EuroSPI 2000 
Practical and innovation based software process improvement to prepare for the new millenium.
European Software Process Improvement
SPI and Requirements
Category Index
Rated Newspaper Supported by EU Project 


Linguistic methods of Requirements Engineering (NLP)

The incorporation of linguistic methods (NLP)
in the investigation and quality assurance of requirements –
an experience report from industrial practice

Christine Rupp
SOPHIST GmbH, Nürnberg


Key Words

requirements, requirements analysis, requirements engineering, linguistic methods, software analysis, specification, specification document, Neuro Linguistic Programming (NLP), Meta-model of language.


In order to avoid errors in the analysis phase of software engineering, and also to further integrate clients and users needs in the analysis phase, IRE 9000 (Integrated Requirements Engineering) intends to use linguistic techniques in order to investigate and review requirements. This is not another approach to formally describe requirements but a method to work on natural language requirements directly at the specification document level. The overall goal of object engineering is to produce high-quality, legally binding requirements in natural language as a basis for systems development.

SOPHIST Ltd. transferred research from other sciences, i.e. linguistics and psychology, to computer science, and the result is an easy-to-use set of tools to find and avoid ambiguous, incomplete and inconsistent requirements. This paper will examine the various linguistic phenomena that underlie errors found in requirements. Furthermore, the paper will show how these errors can be found and corrected.


Many studies show that the majority of all defects in software products originate in the analysis phase. Mistakes that originate in the early phases of software development cause a "snowball effect" which propagates many more mistakes into later phases of development where it is much harder to remedy. Sometimes the situation is beyond repair. Approximately 60% of all serious mistakes in programs can be traced back to deficiencies in the analysis phase.

In order to control exploding costs and development time, the root causes that lie in the analysis phase must be removed before they can do serious damage. Improvements at the analysis stage level are more effective than in the design phase and incomparably better than in the implementation phase. The earlier an error is found and fixed, the less damage it can do to later development and the better the important development parameters of cost and time can be controlled. The first phase in the development of a project is decisive; it usually decides the success or failure of the project.

Requirements Engineering

Requirements Engineering (RE) concerns itself with the discovery, documentation, organization, review and administration of requirements for a software product. From an analyst‘s point of view, a typical scenario is as follows:

A semi-detailed specification document with excessively large sections and vague formulations of requests is submitted in natural language (prose) to the client‘s analyst. The analyst may then perhaps transform this specification document into a semi-formal representation such as a SA-, SADT- or OO model. On the basis of this representation, the analyst researches further and adds important points that he determines through dialog with the client or user(s). The original specification document loses all relevance as the model of the analyst shapes all new requirements, hence the original specification document becomes useless.

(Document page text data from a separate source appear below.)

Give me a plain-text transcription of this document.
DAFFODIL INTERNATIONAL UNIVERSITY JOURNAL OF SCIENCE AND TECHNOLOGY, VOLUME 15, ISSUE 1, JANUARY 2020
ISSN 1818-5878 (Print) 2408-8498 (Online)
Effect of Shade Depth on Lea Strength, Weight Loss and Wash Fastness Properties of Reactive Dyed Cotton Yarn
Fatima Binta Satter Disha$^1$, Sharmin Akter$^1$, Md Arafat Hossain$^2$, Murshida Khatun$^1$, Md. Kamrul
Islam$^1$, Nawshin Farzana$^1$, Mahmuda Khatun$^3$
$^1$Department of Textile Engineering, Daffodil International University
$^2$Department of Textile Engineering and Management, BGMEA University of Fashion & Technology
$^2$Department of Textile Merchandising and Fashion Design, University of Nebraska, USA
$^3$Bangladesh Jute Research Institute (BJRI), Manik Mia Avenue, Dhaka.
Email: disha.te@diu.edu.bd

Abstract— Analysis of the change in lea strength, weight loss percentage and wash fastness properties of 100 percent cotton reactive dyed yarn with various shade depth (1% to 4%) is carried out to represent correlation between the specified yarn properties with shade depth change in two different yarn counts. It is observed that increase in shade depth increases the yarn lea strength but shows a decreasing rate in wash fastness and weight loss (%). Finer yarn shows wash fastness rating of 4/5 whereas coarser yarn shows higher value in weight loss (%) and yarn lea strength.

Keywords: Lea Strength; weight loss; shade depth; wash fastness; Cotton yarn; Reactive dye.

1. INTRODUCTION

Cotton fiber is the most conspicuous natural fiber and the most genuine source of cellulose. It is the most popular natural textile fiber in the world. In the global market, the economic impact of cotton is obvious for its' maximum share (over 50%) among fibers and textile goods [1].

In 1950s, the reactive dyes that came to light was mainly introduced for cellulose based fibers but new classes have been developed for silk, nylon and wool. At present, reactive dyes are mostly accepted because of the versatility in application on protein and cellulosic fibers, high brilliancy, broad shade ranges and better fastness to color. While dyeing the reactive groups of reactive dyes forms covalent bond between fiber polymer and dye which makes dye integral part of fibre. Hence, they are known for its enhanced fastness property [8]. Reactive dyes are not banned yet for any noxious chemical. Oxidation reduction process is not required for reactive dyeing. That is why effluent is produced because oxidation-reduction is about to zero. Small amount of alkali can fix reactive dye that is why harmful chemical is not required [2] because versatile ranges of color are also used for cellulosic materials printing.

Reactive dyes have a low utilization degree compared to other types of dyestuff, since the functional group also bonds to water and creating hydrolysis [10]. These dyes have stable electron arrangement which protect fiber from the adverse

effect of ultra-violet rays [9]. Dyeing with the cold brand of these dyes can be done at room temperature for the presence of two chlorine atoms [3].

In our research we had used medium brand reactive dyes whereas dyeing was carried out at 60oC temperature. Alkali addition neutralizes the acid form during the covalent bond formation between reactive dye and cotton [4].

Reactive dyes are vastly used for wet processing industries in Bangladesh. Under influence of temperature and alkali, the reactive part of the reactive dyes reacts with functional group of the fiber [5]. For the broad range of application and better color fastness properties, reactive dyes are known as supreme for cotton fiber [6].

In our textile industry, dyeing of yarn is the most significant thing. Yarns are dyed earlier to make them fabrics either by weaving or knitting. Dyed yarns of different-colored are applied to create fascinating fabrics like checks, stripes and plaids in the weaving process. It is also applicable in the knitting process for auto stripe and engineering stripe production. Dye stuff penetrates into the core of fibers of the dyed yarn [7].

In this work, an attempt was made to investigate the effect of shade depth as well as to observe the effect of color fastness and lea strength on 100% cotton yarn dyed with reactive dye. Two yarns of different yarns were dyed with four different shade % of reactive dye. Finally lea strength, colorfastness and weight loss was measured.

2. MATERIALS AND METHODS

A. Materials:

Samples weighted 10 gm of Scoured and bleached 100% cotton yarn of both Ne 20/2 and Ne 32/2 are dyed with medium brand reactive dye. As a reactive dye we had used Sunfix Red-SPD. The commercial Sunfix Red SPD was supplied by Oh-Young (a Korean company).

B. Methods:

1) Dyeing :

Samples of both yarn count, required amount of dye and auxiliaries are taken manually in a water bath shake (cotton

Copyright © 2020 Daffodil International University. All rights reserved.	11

The result of this quite everyday scenario opposes the thought and purpose of the original representation because the analysis model should be understandable for all participants in the process and not merely from the analyst’s point of view. A clear representation enables the user to follow what the analyst models. The user can immediately "change course" if he notices that the model has gaps.

Perhaps some points are missing or are not adequately addressed. Lastly, (a) the user is more certain that he will receive what he wants and (b) in case of a dispute regarding system functionality (keyword acceptance), he is not standing in legal deep yogurt.

For reasons mentioned previously, natural language requirements (prose requirements) must now be given the primary status, which is opposite the previous convention. This does not mean that the current (semi-) formal representations of requirements are incorrect and useless; object engineering requires the translation of prose requests into an integration model and a simulation model. Rather, the representation shall be in natural language and the subsequent work with the natural language requirements is an integral component of the analysis process.

General consequences for the representation of requirements

In the development of a system, two different points of view emerge. On the one hand there are the analysts, designers and implementers and on the other hand there are the clients and users.

These two often-diverging points of view must be integrated in the development process. Here the transposition of requirements into an executable program and therefore the model of the future system must include the totality of all requirements and the model’s representation must be formal. The analyst and designer pursue this overall goal as if they were the system implementers and therefore they must keep this "prime directive" constantly in mind. The user however is much more interested in a delivered system that corresponds to his ideas. If the program does not correspond to the customer‘s expectations and mental "grand plan" complaints will follow.

The criteria for the model, which includes the totality of the requirements, are essentially derived from these two previously mentioned points of view. To further this goal, the requirement sentences should be --

These points are the basic requirements of a formal description and are also the basis of the legal obligation or contract. Therefore these requirements are quite significant indeed which requires one more point and that is that they are which, besides the already named reasons, greatly facilitates the understandability and hence acceptability of the requirements to the user.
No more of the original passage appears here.